Lot of Kali helmet dealers...








built in mount for light or camera


----------



## TwoTone (Jul 5, 2011)

Make sure that mount is a break away! You don't want that thing digging in and twisting you neck in a bad way


----------



## fondoo (Sep 5, 2012)

what about the poc trabec helmets??


----------



## Burt4x4 (Feb 21, 2013)

too bad nowere has all these crash hats in one place to try & buy...

I found an LBS that would deliver a 661Recon with no obligation to buy...gonna go by there tomorrow...

Any Kali users out there?? not much review on thoes fellas??


----------



## Burt4x4 (Feb 21, 2013)

TwoTone said:


> Make sure that mount is a break away! You don't want that thing digging in and twisting you neck in a bad way


Yaa for real egh! Thanks...I guess having your night light on the bar MAY be better for that reason.

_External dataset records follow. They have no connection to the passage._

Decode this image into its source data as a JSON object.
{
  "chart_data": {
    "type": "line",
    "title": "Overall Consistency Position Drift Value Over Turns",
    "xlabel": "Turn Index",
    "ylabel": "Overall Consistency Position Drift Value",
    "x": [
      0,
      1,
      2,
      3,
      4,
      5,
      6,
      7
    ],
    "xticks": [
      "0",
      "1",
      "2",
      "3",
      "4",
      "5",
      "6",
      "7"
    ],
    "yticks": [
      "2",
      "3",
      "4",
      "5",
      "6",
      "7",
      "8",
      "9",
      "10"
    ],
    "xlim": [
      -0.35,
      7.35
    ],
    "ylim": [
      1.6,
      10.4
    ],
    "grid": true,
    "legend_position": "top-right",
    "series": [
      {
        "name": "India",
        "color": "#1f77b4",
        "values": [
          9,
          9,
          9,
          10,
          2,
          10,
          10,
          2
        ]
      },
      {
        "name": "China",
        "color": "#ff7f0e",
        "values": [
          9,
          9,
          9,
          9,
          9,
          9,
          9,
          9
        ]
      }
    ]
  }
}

I don't ride at night or video so not too hooked on the mount feature...maybe a few years down the road I do that LOL let my grey hair grow hella long and be a crazy MTB old guy LOL
Ok too much beer...LOL


----------



## wabiker3576 (Feb 1, 2005)

TwoTone said:


> Make sure that mount is a break away! You don't want that thing digging in and twisting you neck in a bad way


Yes , it is a breakaway


----------



## bob13bob (Jun 22, 2009)

That poc helmet looks to lack cooling.

sent from one of my 4 gold leafed iphone4s's


----------



## Burt4x4 (Feb 21, 2013)

Yah it's closer to a BMX or "dirt lid"...on my lunch hour I'm a gonna drive around to the various LBS aound here..I'm almost tempted to just buy the 661 online and well if for some reason me no liky I send it back. Takes all the fun outa finding holding then buying though and I'll have to wait...no rush I guess..never had a helmet in 45 years what's the rush egh? LOL

More Coffeee


----------



## Treyness (Feb 24, 2013)

Burt4x4 said:


> View attachment 776391
> 
> Giro Feature
> I like that...test fit searching now...

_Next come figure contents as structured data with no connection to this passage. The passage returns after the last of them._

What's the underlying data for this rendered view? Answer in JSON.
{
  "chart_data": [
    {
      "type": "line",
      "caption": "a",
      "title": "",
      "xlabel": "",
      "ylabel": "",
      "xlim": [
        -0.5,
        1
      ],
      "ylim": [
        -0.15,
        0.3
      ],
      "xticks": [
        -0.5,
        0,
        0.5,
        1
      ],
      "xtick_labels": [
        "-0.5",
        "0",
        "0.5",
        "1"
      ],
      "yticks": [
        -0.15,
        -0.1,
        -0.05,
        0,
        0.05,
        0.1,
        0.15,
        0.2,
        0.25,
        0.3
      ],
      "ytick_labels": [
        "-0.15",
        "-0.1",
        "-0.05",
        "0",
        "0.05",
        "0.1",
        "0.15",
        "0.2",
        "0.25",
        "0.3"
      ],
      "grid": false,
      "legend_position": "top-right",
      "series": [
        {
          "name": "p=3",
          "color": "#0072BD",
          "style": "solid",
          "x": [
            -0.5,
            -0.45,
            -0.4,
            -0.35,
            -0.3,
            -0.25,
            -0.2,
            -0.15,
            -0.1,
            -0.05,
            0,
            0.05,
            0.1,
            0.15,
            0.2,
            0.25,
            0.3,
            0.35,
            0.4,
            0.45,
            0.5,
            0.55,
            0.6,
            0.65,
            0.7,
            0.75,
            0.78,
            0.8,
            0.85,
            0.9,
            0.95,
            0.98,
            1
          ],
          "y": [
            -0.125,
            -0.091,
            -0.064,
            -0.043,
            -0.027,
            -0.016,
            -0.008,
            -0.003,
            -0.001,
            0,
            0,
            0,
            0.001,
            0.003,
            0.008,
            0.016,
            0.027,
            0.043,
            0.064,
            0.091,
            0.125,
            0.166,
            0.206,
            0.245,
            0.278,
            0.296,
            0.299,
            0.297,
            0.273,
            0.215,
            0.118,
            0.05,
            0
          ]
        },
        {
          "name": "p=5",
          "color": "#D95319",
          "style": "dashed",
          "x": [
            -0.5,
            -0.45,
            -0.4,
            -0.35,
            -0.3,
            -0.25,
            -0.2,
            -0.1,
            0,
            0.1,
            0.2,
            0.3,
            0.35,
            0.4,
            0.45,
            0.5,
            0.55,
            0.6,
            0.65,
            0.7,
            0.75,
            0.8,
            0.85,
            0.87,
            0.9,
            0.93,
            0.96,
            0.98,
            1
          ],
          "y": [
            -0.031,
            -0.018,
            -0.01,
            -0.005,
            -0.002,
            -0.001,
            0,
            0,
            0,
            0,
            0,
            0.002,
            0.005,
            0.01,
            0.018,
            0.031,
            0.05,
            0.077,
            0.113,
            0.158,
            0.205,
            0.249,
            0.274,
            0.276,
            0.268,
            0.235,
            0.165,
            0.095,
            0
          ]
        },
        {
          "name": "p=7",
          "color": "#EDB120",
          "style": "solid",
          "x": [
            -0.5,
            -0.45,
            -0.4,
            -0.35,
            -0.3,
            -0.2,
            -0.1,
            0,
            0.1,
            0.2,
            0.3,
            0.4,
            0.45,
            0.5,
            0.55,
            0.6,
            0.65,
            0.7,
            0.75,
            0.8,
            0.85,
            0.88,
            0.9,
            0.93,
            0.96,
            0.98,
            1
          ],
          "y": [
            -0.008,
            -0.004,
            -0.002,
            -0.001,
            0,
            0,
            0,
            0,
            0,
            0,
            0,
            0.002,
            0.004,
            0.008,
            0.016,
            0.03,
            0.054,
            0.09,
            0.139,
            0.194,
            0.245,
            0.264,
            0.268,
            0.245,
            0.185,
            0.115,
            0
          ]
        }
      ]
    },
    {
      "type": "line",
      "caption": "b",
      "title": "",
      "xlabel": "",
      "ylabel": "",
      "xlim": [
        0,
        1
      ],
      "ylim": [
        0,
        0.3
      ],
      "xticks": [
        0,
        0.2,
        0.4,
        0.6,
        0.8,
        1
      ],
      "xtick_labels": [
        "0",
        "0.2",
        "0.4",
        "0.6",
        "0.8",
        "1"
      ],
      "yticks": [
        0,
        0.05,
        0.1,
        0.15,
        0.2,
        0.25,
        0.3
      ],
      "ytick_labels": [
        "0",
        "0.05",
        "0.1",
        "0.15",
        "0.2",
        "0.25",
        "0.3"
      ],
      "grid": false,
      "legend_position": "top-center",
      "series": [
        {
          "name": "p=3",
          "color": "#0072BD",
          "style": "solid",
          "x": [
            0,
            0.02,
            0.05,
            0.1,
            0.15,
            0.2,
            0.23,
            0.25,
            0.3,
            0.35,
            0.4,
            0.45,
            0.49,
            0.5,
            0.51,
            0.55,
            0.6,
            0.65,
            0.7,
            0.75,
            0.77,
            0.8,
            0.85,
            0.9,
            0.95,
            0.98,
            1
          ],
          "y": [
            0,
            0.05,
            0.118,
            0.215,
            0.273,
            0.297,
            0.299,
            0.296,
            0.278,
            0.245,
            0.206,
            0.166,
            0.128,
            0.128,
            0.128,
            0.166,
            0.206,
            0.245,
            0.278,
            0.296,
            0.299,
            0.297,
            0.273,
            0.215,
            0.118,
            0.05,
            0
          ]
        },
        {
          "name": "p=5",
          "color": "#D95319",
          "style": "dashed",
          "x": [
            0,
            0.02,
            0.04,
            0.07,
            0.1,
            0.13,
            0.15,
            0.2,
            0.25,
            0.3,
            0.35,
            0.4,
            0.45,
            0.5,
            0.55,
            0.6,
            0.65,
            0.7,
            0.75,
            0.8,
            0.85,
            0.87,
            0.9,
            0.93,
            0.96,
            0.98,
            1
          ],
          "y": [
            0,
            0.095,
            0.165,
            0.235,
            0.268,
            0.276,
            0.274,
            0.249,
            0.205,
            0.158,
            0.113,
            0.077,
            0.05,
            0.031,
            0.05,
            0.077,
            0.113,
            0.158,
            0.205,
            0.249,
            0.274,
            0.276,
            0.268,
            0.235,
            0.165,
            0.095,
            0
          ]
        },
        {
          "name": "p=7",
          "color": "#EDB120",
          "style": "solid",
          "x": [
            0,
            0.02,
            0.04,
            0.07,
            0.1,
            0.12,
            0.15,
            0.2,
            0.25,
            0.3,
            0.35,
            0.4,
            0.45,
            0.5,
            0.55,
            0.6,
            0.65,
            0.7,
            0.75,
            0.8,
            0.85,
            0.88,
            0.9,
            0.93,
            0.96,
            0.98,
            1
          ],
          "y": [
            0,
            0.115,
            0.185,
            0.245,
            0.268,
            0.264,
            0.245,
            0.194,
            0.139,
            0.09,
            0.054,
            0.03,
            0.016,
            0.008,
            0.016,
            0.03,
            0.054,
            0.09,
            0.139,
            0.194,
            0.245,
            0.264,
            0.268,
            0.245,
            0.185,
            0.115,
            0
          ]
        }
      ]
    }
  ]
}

Jensons has this for $55, and you can use coupon code 'newcust12', and get $5 off.......though this negates your free shipping, so unless you are buying something else with it, it is useless.

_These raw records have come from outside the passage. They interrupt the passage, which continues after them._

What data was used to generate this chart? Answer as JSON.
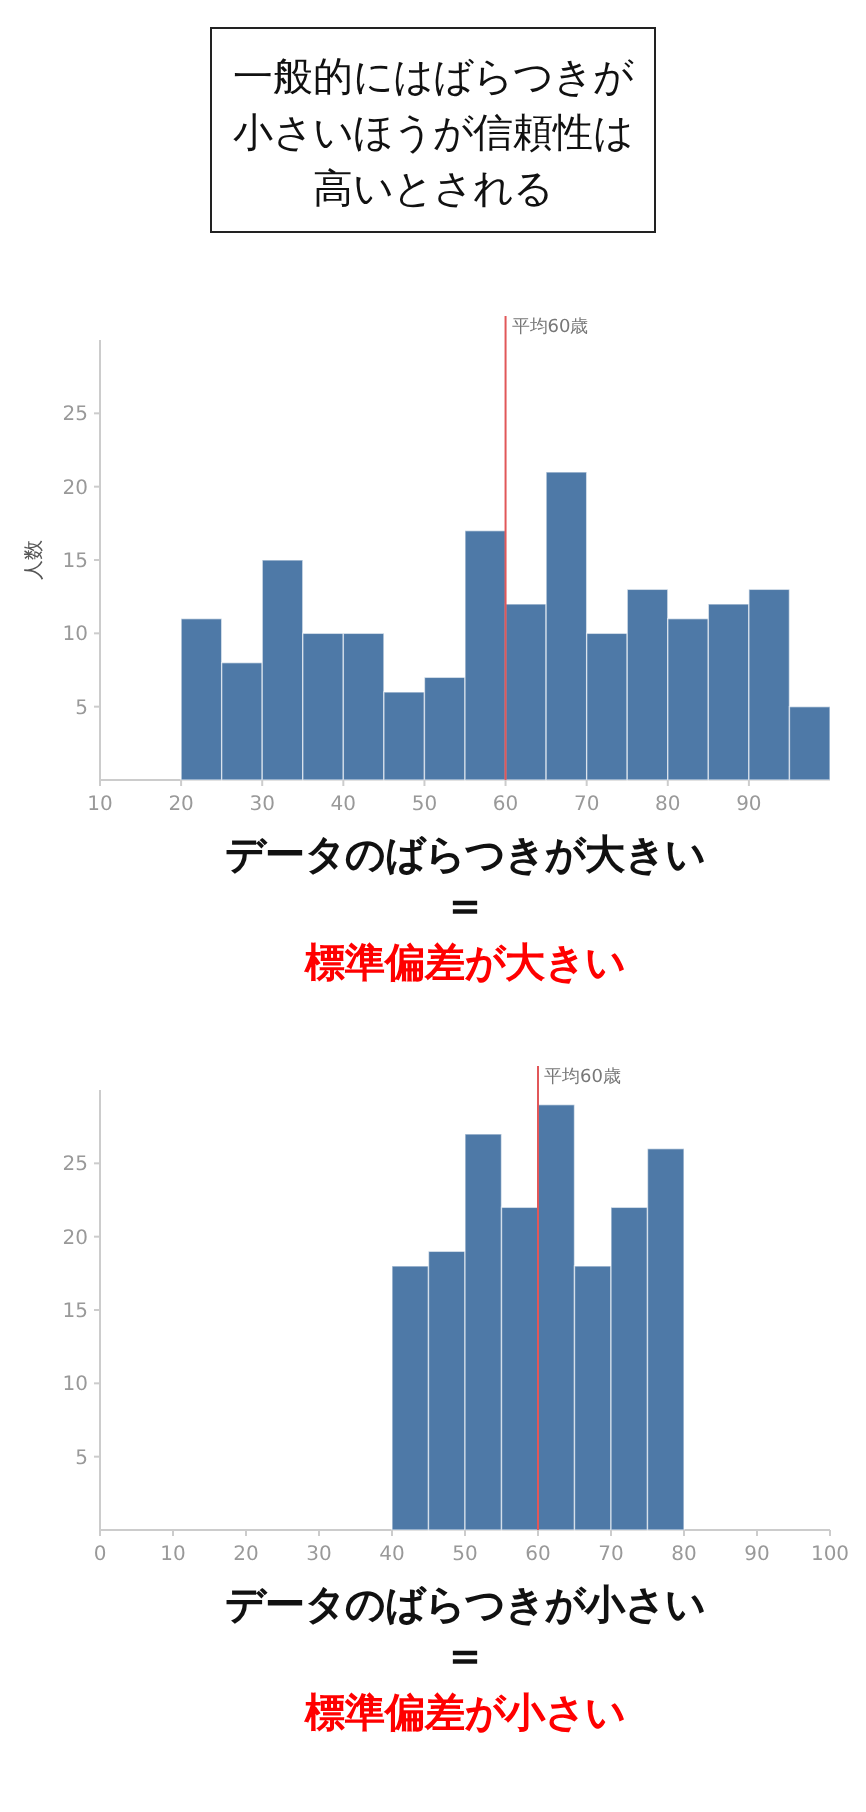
{
  "chart_data": [
    {
      "type": "histogram",
      "bins": [
        20,
        25,
        30,
        35,
        40,
        45,
        50,
        55,
        60,
        65,
        70,
        75,
        80,
        85,
        90,
        95,
        100
      ],
      "values": [
        11,
        8,
        15,
        10,
        10,
        6,
        7,
        17,
        12,
        21,
        10,
        13,
        11,
        12,
        13,
        5
      ],
      "color": "#4e79a7",
      "xlim": [
        10,
        100
      ],
      "xticks": [
        10,
        20,
        30,
        40,
        50,
        60,
        70,
        80,
        90
      ],
      "ylim": [
        0,
        30
      ],
      "yticks": [
        5,
        10,
        15,
        20,
        25
      ],
      "ylabel": "人数",
      "ref_lines": [
        {
          "axis": "x",
          "value": 60,
          "label": "平均60歳",
          "color": "#e15759"
        }
      ],
      "annotations": [
        "データのばらつきが大きい",
        "＝",
        "標準偏差が大きい"
      ]
    },
    {
      "type": "histogram",
      "bins": [
        40,
        45,
        50,
        55,
        60,
        65,
        70,
        75,
        80
      ],
      "values": [
        18,
        19,
        27,
        22,
        29,
        18,
        22,
        26
      ],
      "color": "#4e79a7",
      "xlim": [
        0,
        100
      ],
      "xticks": [
        0,
        10,
        20,
        30,
        40,
        50,
        60,
        70,
        80,
        90,
        100
      ],
      "ylim": [
        0,
        30
      ],
      "yticks": [
        5,
        10,
        15,
        20,
        25
      ],
      "ref_lines": [
        {
          "axis": "x",
          "value": 60,
          "label": "平均60歳",
          "color": "#e15759"
        }
      ],
      "annotations": [
        "データのばらつきが小さい",
        "＝",
        "標準偏差が小さい",
        "一般的にはばらつきが小さいほうが信頼性は高いとされる"
      ]
    }
  ]
}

I just bought a black Feature of off Nashbar for $37.99 + 6.99 shipping yesterday. It was only a one day sale though, and they only had black. Kind of kicking myself for not spending the extra $5 to get this green one ya' posted though. Oh, well.


----------



## Burt4x4 (Feb 21, 2013)

Cool Thanks for the info...still looking to test fit that one too. PIA I swear


----------



## Burt4x4 (Feb 21, 2013)

Got my first helmet:
Spec. Tactic II








I wanted to try on the 661 Recon but never found one and couldn't buy online without trying one on first. This Tactic II fits so nice and it has a low profile so my head dosn't look like I have a hot air ballon attached too it LOL


----------